YEP… Say it again Mark

You’d be surprised how much of the time we assume wrong. What’s the saying? Ya never know 'til ya try?!

Definitely contact the agent. They will either respect your unbiased report and professionalism and contact you for future inspections, or they will not. You have nothing to lose and only a new agent to gain.:cool:

Clive,
Congrats on the good start. Others have already given you great advise. I am wondering why in the world you have not capitalized on your last name for a company brand. “Peacock” is loaded down with possibilities not to mention a logo if done right that would knock the clients off their feet. Not likely to forget the name either. It could be a marketing gold mine.

Thanks for the responses gentlemen - Much appreciated.
As luck would have it, the buyer used the same agent for the next house they looked at, so I didn’t have to contact the agent after all. The inspection went well, except for the vermiculite in the attic, and the brother of the seller had died the night before the inspection - Is it the buyer or the agent that’s the bad omen??? And no I not making this up… Anyway, the vermiculite tested negative for asbestos, so all turned out well, and the client purchased the house.

The End
Clive Peacock

Unless you made a mistake, the correspondence should not be apologetic.

Good point. :smiley:

And gongrats Clive on the start of your new career.

Understood!! Thanks for the advice.

There is a used house salesman in my area who claims that in three decades of selling houses she has had only two clients walk after a home inspection. I conducted both of them.

She told this to a client without knowing it would get back to me. In putting out this kind of message, while her intent is certainly not to help me get business, it has resulted in more inspections than she had previously referred to me.

Never “blink” when your client walks away from a house. If your marketing plan includes soliciting referrals from salesmen…do it as if nothing ever happened and establish at the very beginning of your relationship that you simply report the condition of the house and are not influenced by the outcome. If they reject you, they have done you a favor. If they complain about you to others…they are promoting your services to people who do not trust real estate salesmen to tell them the truth about a house. Either way, you win.

Whiners and worriers never should be in business. I sleep very well at night.
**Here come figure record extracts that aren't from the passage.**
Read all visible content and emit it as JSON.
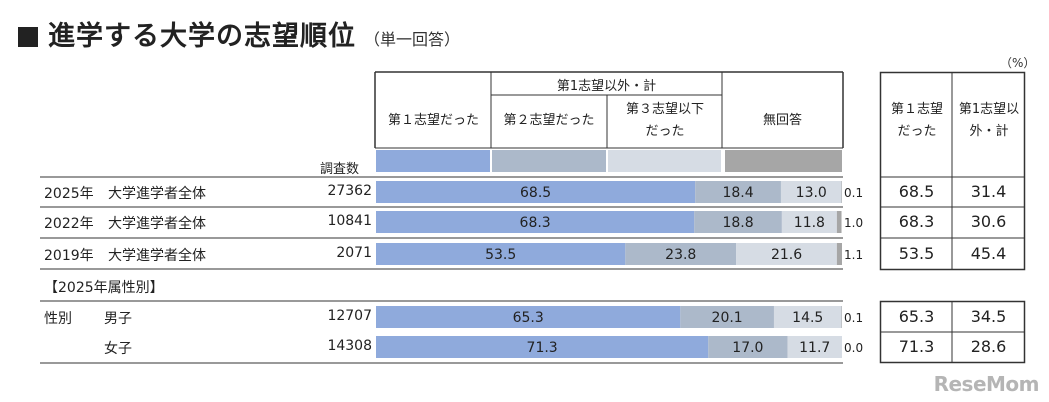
{
  "title": "進学する大学の志望順位",
  "subtitle": "（単一回答）",
  "unit": "（%）",
  "header": {
    "group_label": "第1志望以外・計",
    "cat1": "第１志望だった",
    "cat2": "第２志望だった",
    "cat3": "第３志望以下だった",
    "cat4": "無回答",
    "count_label": "調査数",
    "side1": "第１志望だった",
    "side2": "第1志望以外・計"
  },
  "section_label": "【2025年属性別】",
  "chart_data": {
    "type": "bar",
    "stacked": true,
    "orientation": "horizontal",
    "categories": [
      "2025年　大学進学者全体",
      "2022年　大学進学者全体",
      "2019年　大学進学者全体",
      "男子",
      "女子"
    ],
    "row_group_label": [
      "2025年",
      "2022年",
      "2019年",
      "性別",
      ""
    ],
    "row_label": [
      "大学進学者全体",
      "大学進学者全体",
      "大学進学者全体",
      "男子",
      "女子"
    ],
    "counts": [
      27362,
      10841,
      2071,
      12707,
      14308
    ],
    "series": [
      {
        "name": "第１志望だった",
        "values": [
          68.5,
          68.3,
          53.5,
          65.3,
          71.3
        ],
        "color": "#8faadc"
      },
      {
        "name": "第２志望だった",
        "values": [
          18.4,
          18.8,
          23.8,
          20.1,
          17.0
        ],
        "color": "#acb9ca"
      },
      {
        "name": "第３志望以下だった",
        "values": [
          13.0,
          11.8,
          21.6,
          14.5,
          11.7
        ],
        "color": "#d6dce4"
      },
      {
        "name": "無回答",
        "values": [
          0.1,
          1.0,
          1.1,
          0.1,
          0.0
        ],
        "color": "#a6a6a6"
      }
    ],
    "side_first": [
      "68.5",
      "68.3",
      "53.5",
      "65.3",
      "71.3"
    ],
    "side_other": [
      "31.4",
      "30.6",
      "45.4",
      "34.5",
      "28.6"
    ],
    "xlim": [
      0,
      100
    ]
  },
  "logo": "ReseMom"
}
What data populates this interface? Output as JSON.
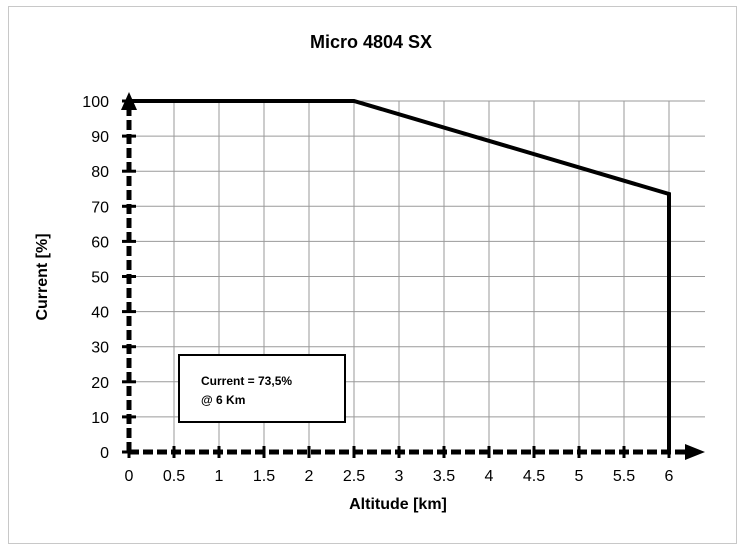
{
  "chart_data": {
    "type": "line",
    "title": "Micro 4804  SX",
    "xlabel": "Altitude [km]",
    "ylabel": "Current [%]",
    "xlim": [
      0,
      6
    ],
    "ylim": [
      0,
      100
    ],
    "x_ticks": [
      "0",
      "0.5",
      "1",
      "1.5",
      "2",
      "2.5",
      "3",
      "3.5",
      "4",
      "4.5",
      "5",
      "5.5",
      "6"
    ],
    "y_ticks": [
      "0",
      "10",
      "20",
      "30",
      "40",
      "50",
      "60",
      "70",
      "80",
      "90",
      "100"
    ],
    "grid": true,
    "series": [
      {
        "x": [
          0,
          2.5,
          6,
          6
        ],
        "y": [
          100,
          100,
          73.5,
          0
        ]
      }
    ],
    "annotation": {
      "line1": "Current = 73,5%",
      "line2": "@ 6 Km"
    }
  }
}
Um… The vermiculite may have tested negative for asbestos where the sample was taken from… but this doesn’t mean there is no vermiculite in other parts of the attic.

Vermiculite came in bags from a mine. Some of the bags were contaminated, some weren’t. Apparently the bag that your test came from wasn’t, but just a few inches away there still could be.

The EPA recommends that you assume vermiculite contains asbestos and leave it alone (they have a few other recommendations too) but they do not recommend testing because a negative test result may lead to an inaccurate conclusion.

Who cares what the agent thinks, send your material and be the bigger person. You did exactly what you were hired to do. Present the facts to help the buyer make a decision. Time for the agent to do HIS JOB and find the buyer another house. What you should be doing is contacting that buyer and asking if they need some help or more information to help get the next place lined up for an inspection.

sent them a “PFFFFT”

You’ll learn in any business that you can’t make everyone happy. You’ll lose clients, referrals and agents along the way. But if you did your job and made YOUR client aware of the defects, then you are on the right track.

Don’t spend time on making “nice” with a realtor on a deal that fell through. Spend time on getting your name out there to the general public. I learned a long time ago that depending on realtors for business was a poor use of my time and resources. That’s just my experience, others will disagree.

Good luck in the year to come~!

In my oppinion positive word of mouth advertising is much more powerful then real estate agent referals. Our job is to provide information to our clients so they can make decisions about the homes they are purchasing. If you did a good job for the cleint that is all that really matters in the long run. Realtors will come and go but satified cleints will market for you for a long time to come.